Writing a SCSI Interface Module

This section provides additional information that HBA developers need to write a SCSI interface module.

SIM Initialization and Operation

When SCSI Manager 4.3 is present in ROM, the Start Manager loads any SIM drivers it finds in the declaration ROM of all installed expansion cards. A SIM driver may contain the actual SIM, or it may contain code to load the SIM from some other location (such as a device attached to the expansion card). The Start Manager searches for SIM drivers using the Slot Manager SNextTypeSRsrc function, and loads all drivers matching the following criteria:
sResource typeConstantValue

After loading a SIM driver, the Start Manager calls the driver's open routine. If the SIM is contained in the driver, it should register itself with the XPT at this time. If the registration is successful, the open routine should return noErr. If the open routine returns an error result, the Start Manager removes the driver from the unit table and releases it from memory. A SIM loader can use this technique to remove itself after loading and registering the actual SIM. Because no other driver entry points are used, you do not need to implement the close, prime, status, or control routines, but they should return appropriate errors.

For Macintosh models that do not include SCSI Manager 4.3 in ROM, your SIM can either provide its own temporary XPT or wait until SCSI Manager 4.3 is installed by the system before registering with the XPT. If you wait for SCSI Manager 4.3 to load, devices on your bus cannot be used as the boot device or as the paging device for virtual memory but can be mounted after SCSI Manager 4.3 is running and your bus is registered.
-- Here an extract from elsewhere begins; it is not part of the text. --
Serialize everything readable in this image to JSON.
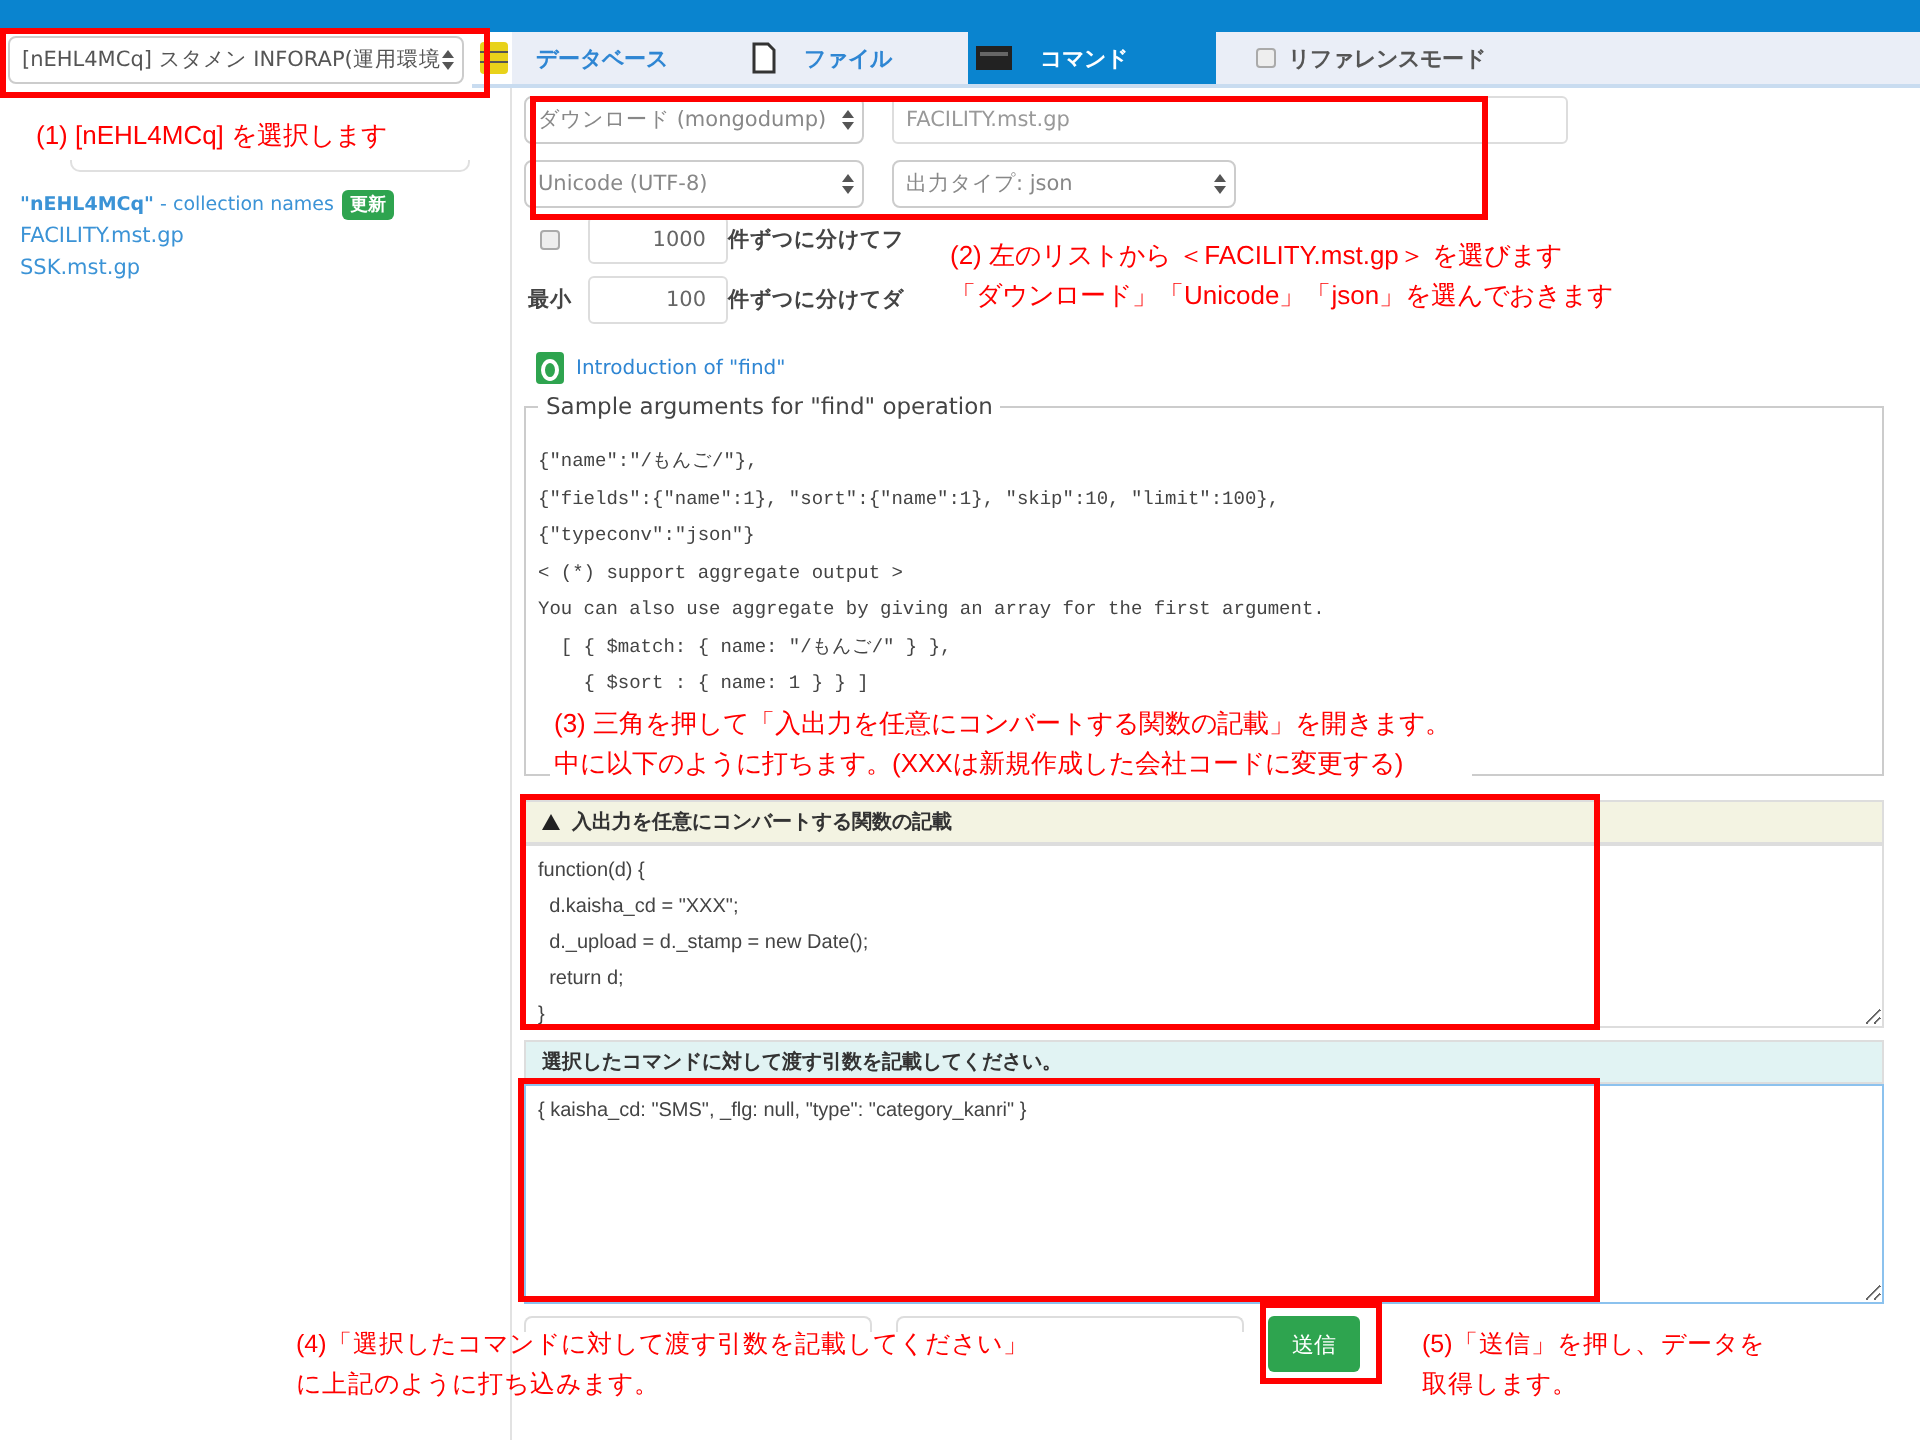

If your SIM supplies its own XPT, your SIM and XPT must be prepared for the possibility that a system patch will install a new XPT later. To provide a consistent environment for driver clients of your SIM when the XPT is replaced, your XPT must maintain information about any virtual ID numbers it assigns (including a driver registration table) and correctly fill in the XPT fields of the bus inquiry record. When the SCSI Manager4.3 XPT loads, it uses the SCSIGetVirtualIDInfo, SCSILookupRefNumXref, and SCSIBusInquiry functions to query your XPT, then calls the SetTrapAddress function to install itself. Next, it uses your XPT to send a SCSIRegisterWithNewXPT command to each registered SIM. A SIM must respond by using the SCSIReregisterBus function to export its assigned bus number, entry points, and static data storage pointer to the new XPT. Finally, the SCSI Manager 4.3 XPT calls your XPT with a SCSIKillXPT command. Your XPT should then release any memory it has allocated and remove or disable any patches it may have installed.
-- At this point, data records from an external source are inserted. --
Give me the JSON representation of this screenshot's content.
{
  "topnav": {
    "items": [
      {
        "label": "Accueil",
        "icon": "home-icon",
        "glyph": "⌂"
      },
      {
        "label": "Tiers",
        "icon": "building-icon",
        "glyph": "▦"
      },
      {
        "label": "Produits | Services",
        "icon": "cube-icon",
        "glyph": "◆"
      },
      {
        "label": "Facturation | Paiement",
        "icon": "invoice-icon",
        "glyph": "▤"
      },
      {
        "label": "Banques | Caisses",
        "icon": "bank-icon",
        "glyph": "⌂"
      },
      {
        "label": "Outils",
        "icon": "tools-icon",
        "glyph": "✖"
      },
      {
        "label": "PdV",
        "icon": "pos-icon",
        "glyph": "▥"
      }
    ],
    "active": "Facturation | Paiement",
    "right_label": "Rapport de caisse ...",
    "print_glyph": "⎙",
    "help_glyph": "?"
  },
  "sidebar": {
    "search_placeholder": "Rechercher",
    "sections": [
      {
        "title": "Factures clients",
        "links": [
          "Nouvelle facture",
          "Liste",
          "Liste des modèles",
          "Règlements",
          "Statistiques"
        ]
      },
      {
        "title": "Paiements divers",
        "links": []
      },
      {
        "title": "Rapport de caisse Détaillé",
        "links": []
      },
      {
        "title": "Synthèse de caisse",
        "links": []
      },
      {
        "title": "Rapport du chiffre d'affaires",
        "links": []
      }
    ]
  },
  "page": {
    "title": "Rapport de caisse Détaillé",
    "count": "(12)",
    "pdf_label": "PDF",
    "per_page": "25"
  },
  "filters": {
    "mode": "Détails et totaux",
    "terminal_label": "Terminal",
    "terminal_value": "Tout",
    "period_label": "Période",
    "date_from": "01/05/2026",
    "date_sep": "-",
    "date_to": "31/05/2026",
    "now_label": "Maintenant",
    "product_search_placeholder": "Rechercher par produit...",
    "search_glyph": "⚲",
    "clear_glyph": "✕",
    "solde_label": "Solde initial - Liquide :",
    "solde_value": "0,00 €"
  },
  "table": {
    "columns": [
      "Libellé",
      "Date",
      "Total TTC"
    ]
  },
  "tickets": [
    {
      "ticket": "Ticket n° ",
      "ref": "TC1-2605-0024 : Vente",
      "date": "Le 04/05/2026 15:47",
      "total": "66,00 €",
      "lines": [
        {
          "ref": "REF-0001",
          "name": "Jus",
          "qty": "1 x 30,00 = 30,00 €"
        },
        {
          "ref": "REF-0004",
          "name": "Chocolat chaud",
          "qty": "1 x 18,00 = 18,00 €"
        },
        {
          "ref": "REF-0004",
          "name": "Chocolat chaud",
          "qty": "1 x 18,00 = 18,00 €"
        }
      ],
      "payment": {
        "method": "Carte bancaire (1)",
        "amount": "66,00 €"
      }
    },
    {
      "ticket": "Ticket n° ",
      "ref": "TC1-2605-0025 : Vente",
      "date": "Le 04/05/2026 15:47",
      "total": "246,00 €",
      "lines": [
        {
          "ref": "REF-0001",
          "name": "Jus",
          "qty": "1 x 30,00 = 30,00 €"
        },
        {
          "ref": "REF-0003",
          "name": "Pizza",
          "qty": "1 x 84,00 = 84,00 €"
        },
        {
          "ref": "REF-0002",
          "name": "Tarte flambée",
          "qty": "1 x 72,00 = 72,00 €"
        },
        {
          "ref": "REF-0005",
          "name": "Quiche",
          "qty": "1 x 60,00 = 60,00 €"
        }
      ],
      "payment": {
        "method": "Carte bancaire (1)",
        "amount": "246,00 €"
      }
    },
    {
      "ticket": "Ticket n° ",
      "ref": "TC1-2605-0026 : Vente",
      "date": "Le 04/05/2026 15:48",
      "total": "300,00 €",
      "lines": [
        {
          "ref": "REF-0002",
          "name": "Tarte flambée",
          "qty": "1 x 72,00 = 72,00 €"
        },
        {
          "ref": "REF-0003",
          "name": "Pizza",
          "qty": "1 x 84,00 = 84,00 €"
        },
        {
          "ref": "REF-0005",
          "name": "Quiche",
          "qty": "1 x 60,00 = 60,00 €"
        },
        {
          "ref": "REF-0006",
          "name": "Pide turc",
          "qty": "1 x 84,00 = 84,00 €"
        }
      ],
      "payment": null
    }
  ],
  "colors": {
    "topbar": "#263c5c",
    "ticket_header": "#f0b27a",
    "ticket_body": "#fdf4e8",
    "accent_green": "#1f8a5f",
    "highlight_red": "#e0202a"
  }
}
Your XPT must reserve bus number 0 for the built-in SCSI bus. For Macintosh computers with dual SCSI buses, you must reserve bus numbers 0 and 1. If the SCSI Manager 4.3 XPT is installed after your XPT, it will assign these bus numbers to the built-in buses.
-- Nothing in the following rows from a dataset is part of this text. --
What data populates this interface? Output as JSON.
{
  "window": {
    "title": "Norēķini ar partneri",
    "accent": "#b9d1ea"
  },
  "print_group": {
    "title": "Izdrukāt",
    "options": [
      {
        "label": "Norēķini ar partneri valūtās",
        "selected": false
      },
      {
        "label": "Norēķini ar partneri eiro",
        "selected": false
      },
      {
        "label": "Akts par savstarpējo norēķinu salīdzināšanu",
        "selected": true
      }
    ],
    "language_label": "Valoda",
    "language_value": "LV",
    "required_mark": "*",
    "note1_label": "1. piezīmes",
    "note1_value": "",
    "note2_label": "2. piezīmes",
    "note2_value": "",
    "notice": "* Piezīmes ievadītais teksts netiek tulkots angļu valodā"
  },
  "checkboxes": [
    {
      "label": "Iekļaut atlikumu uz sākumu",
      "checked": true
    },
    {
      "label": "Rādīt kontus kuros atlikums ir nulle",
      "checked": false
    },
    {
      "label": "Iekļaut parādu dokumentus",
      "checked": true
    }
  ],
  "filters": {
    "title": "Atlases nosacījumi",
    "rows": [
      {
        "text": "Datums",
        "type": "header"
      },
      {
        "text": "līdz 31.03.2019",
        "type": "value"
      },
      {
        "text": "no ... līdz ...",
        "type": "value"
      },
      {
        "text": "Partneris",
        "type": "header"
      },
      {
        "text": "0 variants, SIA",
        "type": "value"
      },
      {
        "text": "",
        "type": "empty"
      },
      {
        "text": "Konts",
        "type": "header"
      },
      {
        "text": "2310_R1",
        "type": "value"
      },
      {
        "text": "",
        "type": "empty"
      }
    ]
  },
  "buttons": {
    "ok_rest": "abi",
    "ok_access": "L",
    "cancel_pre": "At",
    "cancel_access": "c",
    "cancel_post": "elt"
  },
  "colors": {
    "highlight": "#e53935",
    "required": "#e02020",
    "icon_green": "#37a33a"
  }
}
After determining the presence of the XPT, a SIM should register itself using the SCSIRegisterBus function. The SIM initialization record for this request contains the SIM's function entry points, required static data storage size, and the oldCallCapable status of the SIM. The SIM initialization record, defined by the SIMInitInfo data type, is shown on page 4-36. The XPT allocates the requested number of bytes for the SIM's static storage, fills in the appropriate fields of the SIM initialization record, and then calls the SIM's SIMInit function. If the SIMInit function returns noErr, the XPT completes the registration process, making the SIM available to the system. If SIMInit returns an error, the registration request fails.

Once the registration is complete, the XPT makes calls to the SIMAction entry point whenever a SCSIAction request is received that is destined for this bus. The XPT passes a pointer to the parameter block and a pointer to the SIM's static storage to the SIMAction function. The SIM should parse the parameter block for illegal or unsupported parameters and return an error result if necessary. After queuing the request, the SIMAction function should return to the XPT. When the request completes, the SIM calls the XPT's MakeCallback function with the appropriate parameter block. The XPT then calls the client's completion routine.

Other types of requests should be implemented to conform to the function descriptions provided in this chapter. Functions or features not implemented by the SIM should return appropriate errors (for example, scsiFunctionNotAvailable or scsiProvideFail).

The SIMInteruptPoll function is called during the Device Manager's synchronous wait loop to give time to the SIM when interrupts are masked. The sole parameter is a pointer to the SIM's static data, which is passed on the stack. Because this call does not imply the presence of an interrupt, the SIM should check for interrupts before proceeding.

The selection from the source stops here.